Cette démarche dite de ‘rénovation participative’ – encore assez embryonnaire en Belgique – a des effets positifs à plusieurs niveaux : elle assure l’adéquation du logement avec les besoins de ses habitant(e)s, elle les aide à prendre en main leur logement et à gérer leur consommation d’énergie, elle fait émerger des craintes liées à la rénovation et permet de les prendre en compte, elle améliore la relation entre les locataires et le gestionnaire du logement, elle crée un sentiment de communauté parmi les locataires et elle encourage le respect et l’entretien des lieux.
Recommandations
Outre un état des lieux des initiatives de rénovation qui impliquent et accompagnent les locataires dans la rénovation, la Plateforme a soutenu la réalisation d’une trentaine d’entretiens avec des locataires et des gestionnaires de sociétés de logement social, des professionnels du secteur, des professionnels de la rénovation et de l’accompagnement des locataires. Objectif : comprendre pourquoi, quand et comment impliquer les locataires dans la rénovation. Sur la base de ce travail, les membres de la Plateforme ont remis, de manière consensuelle, six recommandations à la Fondation Roi Baudouin, qui peuvent être classées en trois piliers essentiels :
• Le premier pilier concerne la mise en place des conditions facilitatrices de la rénovation participatives des logements sociaux. Il s’agit notamment de créer des plateformes d’échanges et des lieux de rencontres entre les locataires, les parties prenantes de la rénovation (communes, CPAS, services sociaux, architectes, entrepreneurs…) et les sociétés de logements social. La création d’un tel ‘écosystème’ de la rénovation permet de renforcer les échanges, de rassurer les locataires sociaux et d’écouter leurs préoccupations, d’identifier des solutions correspondant aux besoins du terrain, etc. Cela signifie impliquer les locataires dès la préparation du projet, par exemple dans les décisions liées à leur logement, en amont de la rénovation, et entretenir le lien sur toute la durée du projet, en choisissant les sujets pertinents sur lesquels échanger avec eux.

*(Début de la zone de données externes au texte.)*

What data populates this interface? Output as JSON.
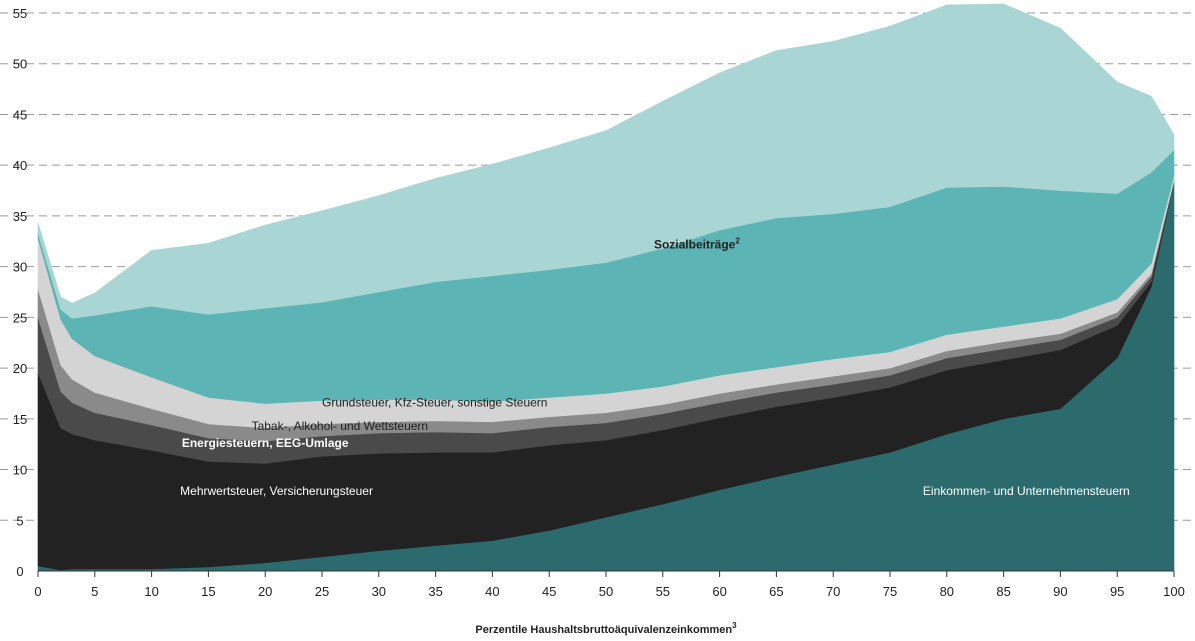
{
  "chart_data": {
    "type": "area",
    "stacked": true,
    "xlabel": "Perzentile Haushaltsbruttoäquivalenzeinkommen",
    "xlabel_sup": "3",
    "ylabel": "",
    "xlim": [
      0,
      100
    ],
    "ylim": [
      0,
      55
    ],
    "grid": true,
    "x_ticks": [
      0,
      5,
      10,
      15,
      20,
      25,
      30,
      35,
      40,
      45,
      50,
      55,
      60,
      65,
      70,
      75,
      80,
      85,
      90,
      95,
      100
    ],
    "y_ticks": [
      0,
      5,
      10,
      15,
      20,
      25,
      30,
      35,
      40,
      45,
      50,
      55
    ],
    "x": [
      0,
      2,
      3,
      5,
      10,
      15,
      20,
      25,
      30,
      35,
      40,
      45,
      50,
      55,
      60,
      65,
      70,
      75,
      80,
      85,
      90,
      95,
      98,
      100
    ],
    "series": [
      {
        "key": "einkommen",
        "name": "Einkommen- und Unternehmensteuern",
        "color": "#2b6b6e",
        "text_color": "#ffffff",
        "values": [
          0.5,
          0.1,
          0.2,
          0.2,
          0.2,
          0.4,
          0.8,
          1.4,
          2.0,
          2.5,
          3.0,
          4.0,
          5.3,
          6.6,
          8.0,
          9.3,
          10.5,
          11.7,
          13.5,
          15.0,
          16.0,
          21.0,
          28.0,
          38.5
        ],
        "labels": [
          {
            "text": "Einkommen- und Unternehmensteuern",
            "x": 87,
            "y": 7.5,
            "anchor": "middle",
            "bold": false
          }
        ]
      },
      {
        "key": "mwst",
        "name": "Mehrwertsteuer, Versicherungsteuer",
        "color": "#222222",
        "text_color": "#ffffff",
        "values": [
          19.0,
          14.0,
          13.3,
          12.7,
          11.7,
          10.4,
          9.8,
          9.9,
          9.6,
          9.2,
          8.7,
          8.4,
          7.6,
          7.3,
          7.1,
          6.9,
          6.6,
          6.4,
          6.3,
          5.8,
          5.8,
          3.2,
          0.5,
          0.0
        ],
        "labels": [
          {
            "text": "Mehrwertsteuer, Versicherungsteuer",
            "x": 21,
            "y": 7.5,
            "anchor": "middle",
            "bold": false
          }
        ]
      },
      {
        "key": "energie",
        "name": "Energiesteuern, EEG-Umlage",
        "color": "#4a4a4a",
        "text_color": "#ffffff",
        "values": [
          5.5,
          3.6,
          3.1,
          2.7,
          2.5,
          2.3,
          2.2,
          2.0,
          2.0,
          2.0,
          1.9,
          1.8,
          1.7,
          1.6,
          1.5,
          1.4,
          1.3,
          1.2,
          1.2,
          1.1,
          1.0,
          0.8,
          0.5,
          0.0
        ],
        "labels": [
          {
            "text": "Energiesteuern, EEG-Umlage",
            "x": 20,
            "y": 12.2,
            "anchor": "middle",
            "bold": true
          }
        ]
      },
      {
        "key": "tabak",
        "name": "Tabak-, Alkohol- und Wettsteuern",
        "color": "#8a8a8a",
        "text_color": "#222222",
        "values": [
          2.8,
          2.6,
          2.3,
          2.0,
          1.6,
          1.4,
          1.3,
          1.2,
          1.1,
          1.1,
          1.1,
          1.0,
          1.0,
          0.9,
          0.9,
          0.8,
          0.8,
          0.7,
          0.7,
          0.7,
          0.6,
          0.5,
          0.3,
          0.0
        ],
        "labels": [
          {
            "text": "Tabak-, Alkohol- und Wettsteuern",
            "x": 18.8,
            "y": 13.9,
            "anchor": "start",
            "bold": false
          }
        ]
      },
      {
        "key": "grund",
        "name": "Grundsteuer, Kfz-Steuer, sonstige Steuern",
        "color": "#d4d4d4",
        "text_color": "#222222",
        "values": [
          5.0,
          4.5,
          4.0,
          3.6,
          3.1,
          2.6,
          2.4,
          2.3,
          2.2,
          2.1,
          2.0,
          1.9,
          1.9,
          1.8,
          1.8,
          1.7,
          1.7,
          1.6,
          1.6,
          1.5,
          1.5,
          1.3,
          1.0,
          0.5
        ],
        "labels": [
          {
            "text": "Grundsteuer, Kfz-Steuer, sonstige Steuern",
            "x": 25,
            "y": 16.2,
            "anchor": "start",
            "bold": false
          }
        ]
      },
      {
        "key": "sozialbeitraege",
        "name": "Sozialbeiträge",
        "name_sup": "2",
        "color": "#5cb5b4",
        "text_color": "#222222",
        "values": [
          0.5,
          1.0,
          2.0,
          4.0,
          7.0,
          8.2,
          9.4,
          9.7,
          10.6,
          11.6,
          12.4,
          12.6,
          12.9,
          13.6,
          14.3,
          14.7,
          14.3,
          14.3,
          14.5,
          13.8,
          12.6,
          10.4,
          9.0,
          2.5
        ],
        "labels": [
          {
            "text": "Sozialbeiträge",
            "sup": "2",
            "x": 58,
            "y": 31.8,
            "anchor": "middle",
            "bold": true
          }
        ]
      },
      {
        "key": "sozial_hell",
        "name": "Sozialbeiträge",
        "color": "#a9d6d5",
        "text_color": "#222222",
        "values": [
          1.0,
          1.2,
          1.5,
          2.2,
          5.5,
          7.0,
          8.2,
          9.0,
          9.5,
          10.2,
          11.0,
          12.0,
          13.0,
          14.5,
          15.5,
          16.5,
          17.0,
          17.8,
          18.0,
          18.0,
          16.0,
          11.0,
          7.5,
          1.5
        ],
        "labels": []
      }
    ]
  }
}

• Le second pilier concerne l’accompagnement des locataires de logements sociaux dans l’usage des bâtiments rénovés et leurs nouveaux équipements. Il s’agit de pouvoir répondre aux questions ou problèmes des locataires sociaux, par exemple en identifiant des points de contact comme un service de conciergerie ou un(e) locataire référent(e), ambassadeur/-rice pour assurer le relais entre la société de logement et les locataires. Les sociétés de logement peuvent aussi mettre sur pied des visites individuelles par un binôme ‘assistant social et technicien’ pour répondre aux questions liées à l’usage des équipements du logement, des permanences de conseillers en rénovation et utilisation rationnelle de l’énergie, des ateliers participatifs fournissant des conseils pratiques, des formations de locataires expert(e)s qui partagent leur expérience avec d’autres locataires, etc.
• Le troisième pilier concerne le financement des initiatives de rénovation participative et d’accompagnement à l’usage des logements rénovés. Il s’agit ici de quantifier les coûts, de mettre en place des mécanismes permettant de réduire les coûts de rénovation encourus par les sociétés de logement social (tels que les Contrats de Performance Énergétique ou les contrats ‘Design and Build’), de faire appel aux politiques de relance (fédérales et régionales) en matière de rénovation des logements sociaux et d’y intégrer les exigences liées à la rénovation participative et l’accompagnement des locataires. Les fonds prévus par la Commission européenne peuvent également venir renforcer ces politiques.